Pat McQuaid, President of the Union Cycliste Internationale, UCI, leave a news conference after informing about the position of the UCI regarding the decision from USADA in the case of Lance Armstrong, during a press conference in Geneva, Switzerland, on Monday, Oct. 22, 2012. Cycling's governing body has agreed to strip Lance Armstrong of his seven Tour de France titles and ban him for life.

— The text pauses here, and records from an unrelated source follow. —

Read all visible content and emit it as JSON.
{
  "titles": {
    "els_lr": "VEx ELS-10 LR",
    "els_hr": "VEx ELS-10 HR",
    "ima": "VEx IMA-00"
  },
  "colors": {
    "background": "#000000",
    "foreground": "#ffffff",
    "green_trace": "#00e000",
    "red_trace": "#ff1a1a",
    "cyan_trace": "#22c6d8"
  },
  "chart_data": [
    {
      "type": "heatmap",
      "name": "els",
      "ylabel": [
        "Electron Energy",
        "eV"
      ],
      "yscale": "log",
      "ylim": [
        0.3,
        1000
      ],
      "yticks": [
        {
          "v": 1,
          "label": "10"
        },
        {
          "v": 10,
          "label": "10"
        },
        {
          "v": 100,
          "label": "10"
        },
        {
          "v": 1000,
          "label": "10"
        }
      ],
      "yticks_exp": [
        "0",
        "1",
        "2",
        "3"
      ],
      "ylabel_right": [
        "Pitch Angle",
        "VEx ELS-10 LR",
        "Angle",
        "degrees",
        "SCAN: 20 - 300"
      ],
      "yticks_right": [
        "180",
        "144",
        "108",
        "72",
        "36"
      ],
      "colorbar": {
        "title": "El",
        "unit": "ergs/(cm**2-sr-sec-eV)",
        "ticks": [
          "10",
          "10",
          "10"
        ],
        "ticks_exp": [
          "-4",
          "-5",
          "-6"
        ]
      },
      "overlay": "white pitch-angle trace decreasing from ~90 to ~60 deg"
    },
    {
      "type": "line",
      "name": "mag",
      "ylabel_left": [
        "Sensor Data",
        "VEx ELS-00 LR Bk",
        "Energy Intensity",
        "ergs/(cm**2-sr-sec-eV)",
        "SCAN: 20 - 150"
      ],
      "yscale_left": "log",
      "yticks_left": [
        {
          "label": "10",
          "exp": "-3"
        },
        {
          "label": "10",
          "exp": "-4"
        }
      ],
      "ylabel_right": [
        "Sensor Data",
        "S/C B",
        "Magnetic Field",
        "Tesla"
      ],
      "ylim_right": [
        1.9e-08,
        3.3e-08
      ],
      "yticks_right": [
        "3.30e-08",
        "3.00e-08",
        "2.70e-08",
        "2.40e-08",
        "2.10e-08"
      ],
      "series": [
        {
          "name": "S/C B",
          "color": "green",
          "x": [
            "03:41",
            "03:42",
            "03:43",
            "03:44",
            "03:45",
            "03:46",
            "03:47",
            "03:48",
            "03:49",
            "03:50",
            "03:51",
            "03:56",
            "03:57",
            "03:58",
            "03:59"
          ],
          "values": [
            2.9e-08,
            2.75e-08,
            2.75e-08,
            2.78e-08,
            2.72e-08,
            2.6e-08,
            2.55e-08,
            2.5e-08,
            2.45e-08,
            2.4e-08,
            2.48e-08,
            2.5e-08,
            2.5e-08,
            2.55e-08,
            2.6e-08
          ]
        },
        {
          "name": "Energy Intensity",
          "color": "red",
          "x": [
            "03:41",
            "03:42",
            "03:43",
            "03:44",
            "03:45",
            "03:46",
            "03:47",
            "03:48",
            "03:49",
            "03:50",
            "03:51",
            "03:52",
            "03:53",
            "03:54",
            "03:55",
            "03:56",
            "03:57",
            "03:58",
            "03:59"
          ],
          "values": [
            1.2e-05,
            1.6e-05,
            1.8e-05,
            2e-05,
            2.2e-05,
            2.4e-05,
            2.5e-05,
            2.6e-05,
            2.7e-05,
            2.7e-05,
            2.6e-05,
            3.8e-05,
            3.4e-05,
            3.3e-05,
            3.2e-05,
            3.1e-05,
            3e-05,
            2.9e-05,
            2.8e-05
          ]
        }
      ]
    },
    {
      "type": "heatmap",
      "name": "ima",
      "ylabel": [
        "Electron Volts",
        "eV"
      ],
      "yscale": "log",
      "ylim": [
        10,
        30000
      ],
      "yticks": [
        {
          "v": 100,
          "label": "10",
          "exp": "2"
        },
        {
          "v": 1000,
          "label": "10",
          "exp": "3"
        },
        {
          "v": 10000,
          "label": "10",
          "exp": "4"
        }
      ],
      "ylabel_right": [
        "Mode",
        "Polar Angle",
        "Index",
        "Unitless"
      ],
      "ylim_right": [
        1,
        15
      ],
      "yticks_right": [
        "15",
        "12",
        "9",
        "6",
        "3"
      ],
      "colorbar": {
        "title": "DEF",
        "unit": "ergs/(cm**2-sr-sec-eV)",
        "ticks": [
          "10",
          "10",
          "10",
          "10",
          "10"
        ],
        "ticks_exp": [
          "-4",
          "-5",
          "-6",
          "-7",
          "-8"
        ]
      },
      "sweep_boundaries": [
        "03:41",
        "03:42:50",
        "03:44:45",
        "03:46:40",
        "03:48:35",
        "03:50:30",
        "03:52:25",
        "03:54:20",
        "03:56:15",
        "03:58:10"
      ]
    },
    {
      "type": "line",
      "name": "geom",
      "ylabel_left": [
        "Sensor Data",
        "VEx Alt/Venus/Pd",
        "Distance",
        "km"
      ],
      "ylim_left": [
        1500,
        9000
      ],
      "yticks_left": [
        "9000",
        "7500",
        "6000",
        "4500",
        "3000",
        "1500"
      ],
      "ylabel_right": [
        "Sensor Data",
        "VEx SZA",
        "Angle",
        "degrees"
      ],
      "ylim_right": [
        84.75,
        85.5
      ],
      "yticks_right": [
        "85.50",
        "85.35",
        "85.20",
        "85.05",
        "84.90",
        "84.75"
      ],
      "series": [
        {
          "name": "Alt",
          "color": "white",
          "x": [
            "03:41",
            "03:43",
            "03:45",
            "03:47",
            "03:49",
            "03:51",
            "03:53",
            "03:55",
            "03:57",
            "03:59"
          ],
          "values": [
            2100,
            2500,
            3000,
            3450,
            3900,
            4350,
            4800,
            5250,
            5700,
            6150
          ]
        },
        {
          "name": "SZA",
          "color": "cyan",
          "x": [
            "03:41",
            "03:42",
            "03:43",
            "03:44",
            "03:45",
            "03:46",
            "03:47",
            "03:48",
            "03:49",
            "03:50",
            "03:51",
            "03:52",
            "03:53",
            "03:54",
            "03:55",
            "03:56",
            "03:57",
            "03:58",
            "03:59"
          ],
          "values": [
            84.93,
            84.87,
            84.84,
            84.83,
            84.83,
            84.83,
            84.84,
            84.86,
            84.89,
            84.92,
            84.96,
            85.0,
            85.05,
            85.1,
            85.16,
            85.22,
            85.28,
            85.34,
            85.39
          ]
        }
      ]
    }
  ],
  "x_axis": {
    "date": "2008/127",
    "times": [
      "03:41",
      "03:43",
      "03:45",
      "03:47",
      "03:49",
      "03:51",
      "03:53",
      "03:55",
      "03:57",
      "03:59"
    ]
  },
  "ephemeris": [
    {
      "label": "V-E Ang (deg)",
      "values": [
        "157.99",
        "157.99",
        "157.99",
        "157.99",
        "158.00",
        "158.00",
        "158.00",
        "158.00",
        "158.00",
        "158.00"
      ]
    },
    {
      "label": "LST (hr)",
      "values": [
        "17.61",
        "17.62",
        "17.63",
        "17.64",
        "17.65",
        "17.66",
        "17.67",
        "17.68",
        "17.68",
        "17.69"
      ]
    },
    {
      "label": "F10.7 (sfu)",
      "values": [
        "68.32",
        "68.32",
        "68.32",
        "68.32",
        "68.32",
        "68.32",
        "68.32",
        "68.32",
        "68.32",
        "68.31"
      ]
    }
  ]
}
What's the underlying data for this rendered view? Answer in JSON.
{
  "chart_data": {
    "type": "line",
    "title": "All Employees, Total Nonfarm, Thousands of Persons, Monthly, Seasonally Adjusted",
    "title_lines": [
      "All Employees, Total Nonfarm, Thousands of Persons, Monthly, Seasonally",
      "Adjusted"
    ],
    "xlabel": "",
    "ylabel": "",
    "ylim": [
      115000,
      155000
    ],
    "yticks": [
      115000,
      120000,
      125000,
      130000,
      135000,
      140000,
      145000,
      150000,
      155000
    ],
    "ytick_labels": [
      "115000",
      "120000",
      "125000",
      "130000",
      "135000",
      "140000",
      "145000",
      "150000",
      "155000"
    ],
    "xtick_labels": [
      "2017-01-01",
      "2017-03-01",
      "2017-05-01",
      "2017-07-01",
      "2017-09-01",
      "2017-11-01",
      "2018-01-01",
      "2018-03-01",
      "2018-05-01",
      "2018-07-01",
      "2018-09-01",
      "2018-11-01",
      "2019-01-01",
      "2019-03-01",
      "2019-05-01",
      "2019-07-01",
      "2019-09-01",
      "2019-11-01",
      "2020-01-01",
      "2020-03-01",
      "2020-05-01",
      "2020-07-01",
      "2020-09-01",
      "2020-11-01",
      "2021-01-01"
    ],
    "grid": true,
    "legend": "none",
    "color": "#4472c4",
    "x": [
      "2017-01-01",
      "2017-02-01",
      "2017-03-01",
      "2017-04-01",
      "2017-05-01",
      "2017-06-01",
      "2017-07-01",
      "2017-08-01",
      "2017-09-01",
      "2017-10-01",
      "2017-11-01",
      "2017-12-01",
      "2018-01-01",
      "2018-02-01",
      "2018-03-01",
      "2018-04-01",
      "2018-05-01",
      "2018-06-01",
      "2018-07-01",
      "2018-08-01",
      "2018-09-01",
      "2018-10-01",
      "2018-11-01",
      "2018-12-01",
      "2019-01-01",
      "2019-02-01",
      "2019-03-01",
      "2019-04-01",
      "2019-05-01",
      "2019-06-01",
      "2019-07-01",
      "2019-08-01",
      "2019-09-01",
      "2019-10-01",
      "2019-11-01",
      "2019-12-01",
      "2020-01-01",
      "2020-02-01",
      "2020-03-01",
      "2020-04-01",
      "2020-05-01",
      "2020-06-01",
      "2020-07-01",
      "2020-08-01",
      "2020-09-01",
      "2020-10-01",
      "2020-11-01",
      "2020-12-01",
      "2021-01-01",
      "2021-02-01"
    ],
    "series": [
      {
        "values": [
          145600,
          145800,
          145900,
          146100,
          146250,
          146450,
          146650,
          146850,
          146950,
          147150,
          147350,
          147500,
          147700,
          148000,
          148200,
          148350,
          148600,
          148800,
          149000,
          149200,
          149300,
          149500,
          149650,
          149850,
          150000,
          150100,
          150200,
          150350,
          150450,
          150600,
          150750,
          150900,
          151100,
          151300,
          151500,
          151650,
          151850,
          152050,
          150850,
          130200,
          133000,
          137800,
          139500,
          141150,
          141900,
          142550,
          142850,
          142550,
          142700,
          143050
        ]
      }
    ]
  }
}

McQuaid announced that the federation accepted the U.S. Anti-Doping Agency's report on Armstrong and would not appeal to the Court of Arbitration for Sport. (AP Photo/Keystone, Salvatore Di Nolfi)
October 23, 2012 - 7:54 AM

GENEVA - Cycling is mired in a crisis caused by the Lance Armstrong doping affair and its world governing body faces an uphill trek to regain credibility.

Still, International Cycling Union President Pat McQuaid says it can succeed despite the doubts of many in the sport.

McQuaid tells The Associated Press that "by the decisions we have taken ... it has given us the moral authority" to lead.

On Monday, the UCI accepted sanctions which banned Armstrong for life and stripped his seven Tour de France titles, plus all other race results since August 1998.

McQuaid will lead a UCI meeting on Friday to help shape cycling's future.